Текст книги "Свободное падение"
Автор книги: Уильям Голдинг
Жанр: Литература 20 века, Классика
Возрастные ограничения: +16
сообщить о неприемлемом содержимом
Текущая страница: 14 (всего у книги 15 страниц)
– Сэр.
– И тебе не важен твой талант?
– Нет, сэр.
– И ты не испытываешь счастья?
– Нет, сэр.
– Вот уже несколько лет, я не ошибся?
– Нет, сэр.
– Счастье не для тебя. Попомни мои слова. Пусть другие ищут свое счастье. Это экзерсис для пятипалых.
Он поднял правую ладонь и пошевелил пальцами.
– Значит, сами по себе твои портреты не важны. А может, они – инструмент для достижения некой цели? Нет. Диктатуру пролетариата забудь. Итак, что это за цель?
– Не знаю, сэр.
– Но ведь тебе хотелось бы прославиться, разбогатеть?

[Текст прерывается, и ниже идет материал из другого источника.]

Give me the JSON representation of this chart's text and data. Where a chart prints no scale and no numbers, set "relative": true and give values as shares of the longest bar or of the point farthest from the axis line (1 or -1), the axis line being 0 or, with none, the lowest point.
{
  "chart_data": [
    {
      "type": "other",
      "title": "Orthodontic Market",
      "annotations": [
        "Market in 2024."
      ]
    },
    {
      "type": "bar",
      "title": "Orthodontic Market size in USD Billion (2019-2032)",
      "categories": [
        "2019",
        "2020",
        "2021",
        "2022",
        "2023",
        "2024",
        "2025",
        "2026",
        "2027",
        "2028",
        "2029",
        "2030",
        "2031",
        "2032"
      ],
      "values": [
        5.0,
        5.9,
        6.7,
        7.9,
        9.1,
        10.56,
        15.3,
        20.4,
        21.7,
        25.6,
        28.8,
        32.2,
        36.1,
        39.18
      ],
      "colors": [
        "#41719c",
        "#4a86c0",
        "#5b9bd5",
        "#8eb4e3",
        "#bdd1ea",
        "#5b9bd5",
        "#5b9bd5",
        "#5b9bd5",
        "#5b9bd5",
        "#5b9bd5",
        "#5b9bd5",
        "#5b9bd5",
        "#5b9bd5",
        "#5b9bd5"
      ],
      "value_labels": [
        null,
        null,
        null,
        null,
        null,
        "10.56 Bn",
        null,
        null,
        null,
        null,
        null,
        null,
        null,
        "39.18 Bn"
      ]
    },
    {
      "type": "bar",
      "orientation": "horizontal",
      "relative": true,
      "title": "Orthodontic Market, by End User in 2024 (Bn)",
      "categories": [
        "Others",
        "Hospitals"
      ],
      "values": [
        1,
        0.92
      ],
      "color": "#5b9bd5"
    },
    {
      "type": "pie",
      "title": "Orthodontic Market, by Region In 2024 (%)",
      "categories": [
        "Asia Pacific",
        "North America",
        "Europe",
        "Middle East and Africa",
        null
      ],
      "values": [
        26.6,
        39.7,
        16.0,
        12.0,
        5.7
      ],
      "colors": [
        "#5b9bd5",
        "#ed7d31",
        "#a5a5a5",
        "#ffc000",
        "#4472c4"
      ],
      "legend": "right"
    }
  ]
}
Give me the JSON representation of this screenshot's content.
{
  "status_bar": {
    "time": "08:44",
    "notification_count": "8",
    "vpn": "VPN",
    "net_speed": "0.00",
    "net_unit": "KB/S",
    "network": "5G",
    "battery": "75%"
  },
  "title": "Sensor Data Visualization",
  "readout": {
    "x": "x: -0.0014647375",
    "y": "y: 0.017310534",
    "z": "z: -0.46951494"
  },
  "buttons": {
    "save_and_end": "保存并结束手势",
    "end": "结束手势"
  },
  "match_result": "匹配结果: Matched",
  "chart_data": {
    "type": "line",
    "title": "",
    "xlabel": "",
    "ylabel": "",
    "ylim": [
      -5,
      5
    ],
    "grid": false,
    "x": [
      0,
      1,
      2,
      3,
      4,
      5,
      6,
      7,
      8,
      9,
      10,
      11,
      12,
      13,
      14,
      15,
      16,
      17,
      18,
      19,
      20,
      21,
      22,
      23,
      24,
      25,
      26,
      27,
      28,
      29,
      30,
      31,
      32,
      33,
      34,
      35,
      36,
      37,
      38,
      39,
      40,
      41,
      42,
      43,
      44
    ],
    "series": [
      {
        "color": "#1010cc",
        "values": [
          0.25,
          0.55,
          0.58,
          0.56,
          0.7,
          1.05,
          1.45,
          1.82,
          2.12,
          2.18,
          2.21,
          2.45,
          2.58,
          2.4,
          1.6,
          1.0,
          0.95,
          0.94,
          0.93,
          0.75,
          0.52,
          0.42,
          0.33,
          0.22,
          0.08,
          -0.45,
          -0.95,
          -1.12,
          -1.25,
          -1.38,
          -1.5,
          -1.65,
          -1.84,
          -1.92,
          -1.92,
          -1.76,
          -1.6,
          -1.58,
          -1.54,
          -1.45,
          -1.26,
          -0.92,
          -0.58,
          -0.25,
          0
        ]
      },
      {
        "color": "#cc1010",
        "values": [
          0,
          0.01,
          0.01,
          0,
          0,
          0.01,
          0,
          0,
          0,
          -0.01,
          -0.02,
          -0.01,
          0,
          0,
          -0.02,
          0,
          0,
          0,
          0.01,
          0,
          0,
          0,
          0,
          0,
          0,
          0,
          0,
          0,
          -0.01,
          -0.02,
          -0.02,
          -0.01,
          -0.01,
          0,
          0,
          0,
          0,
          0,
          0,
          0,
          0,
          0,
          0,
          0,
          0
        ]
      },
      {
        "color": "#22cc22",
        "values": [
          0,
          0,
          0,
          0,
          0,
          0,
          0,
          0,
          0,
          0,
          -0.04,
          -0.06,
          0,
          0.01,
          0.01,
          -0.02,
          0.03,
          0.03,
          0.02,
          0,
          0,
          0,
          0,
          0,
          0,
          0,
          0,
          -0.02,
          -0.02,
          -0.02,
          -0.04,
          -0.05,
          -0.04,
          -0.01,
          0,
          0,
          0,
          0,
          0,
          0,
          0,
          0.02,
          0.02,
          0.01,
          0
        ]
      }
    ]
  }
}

Наступила моя очередь поразмышлять:
– Да, сэр. Это было бы неплохо.
Он вдруг издал спазматический смешок.
– Другими словами, тебе на все плевать. И я еще должен давать тебе советы. Нет уж. Прощай.
Он отобрал мой недокуренный бычок и пожал руку. Но не успел я прикрыть за собой дверь, как в нем очнулся неисправимый директор и вернул меня с порога:
– Я тебе вот что скажу… Может статься, это тебе пригодится. На мой взгляд, тут чистая правда, причем могучая и, стало быть, опасная. Если ты всерьез чего-то захочешь, то всегда сможешь этого добиться, но лишь в обмен на соответствующую жертву. Не важно какую. Но учти: ты получишь не вполне то, на что рассчитывал; а рано или поздно о принесенной жертве начинают сожалеть.
Я ушел оттуда и из школы в разгар лета. Казалось, что предо мной распахнулся мир, хотя на деле я одну опеку менял на другую. Не возвращаясь в пасторский дом, я покинул город и направился к меловым холмам, где, прилепившись к подножию косогора, вдоль реки раскинулся лес. Охваченный внезапным возбуждением, я полез в гущу папоротника, словно где-то там таилась разгадка.
Даже дикие голуби, и те взялись помогать, раз за разом напевая танцевальный мотивчик. «Знали б вы Сьюзи» неслось из их зеленых пентхаусов, и весь лес, папоротники, мухи и не внесенные в каталоги мошки, зайцы-барабанщики, бабочки, коричневые, синие и белые… все они сладострастно бормотали: мускус – величайшее благо величайшего сонмища. Просветы между стволами, заполненные пурпурно-синим, набрякшим небом, превратились в причудливые, чуть ли не в дюйм толщиной фрагменты витражного стекла, до которых было рукой подать. Вайи рослого папоротника щекотали мне горло, стебли хватали за бедра. Из всего живого сыпалась пудра, пряность, от которой загустел самый воздух на моем пути. В цокольном этаже леса, среди наносов сухой листвы и трескучих ветвей, я увидел в знойном воздухе то, что считал для себя важным, а именно белое, нетронутое взглядом тело Беатрис Айфор, ее покорность, мое на веки вечные попечительство о ней… а за ту боль, что она мне причиняла – ее предельное унижение по эту сторону гробовой доски.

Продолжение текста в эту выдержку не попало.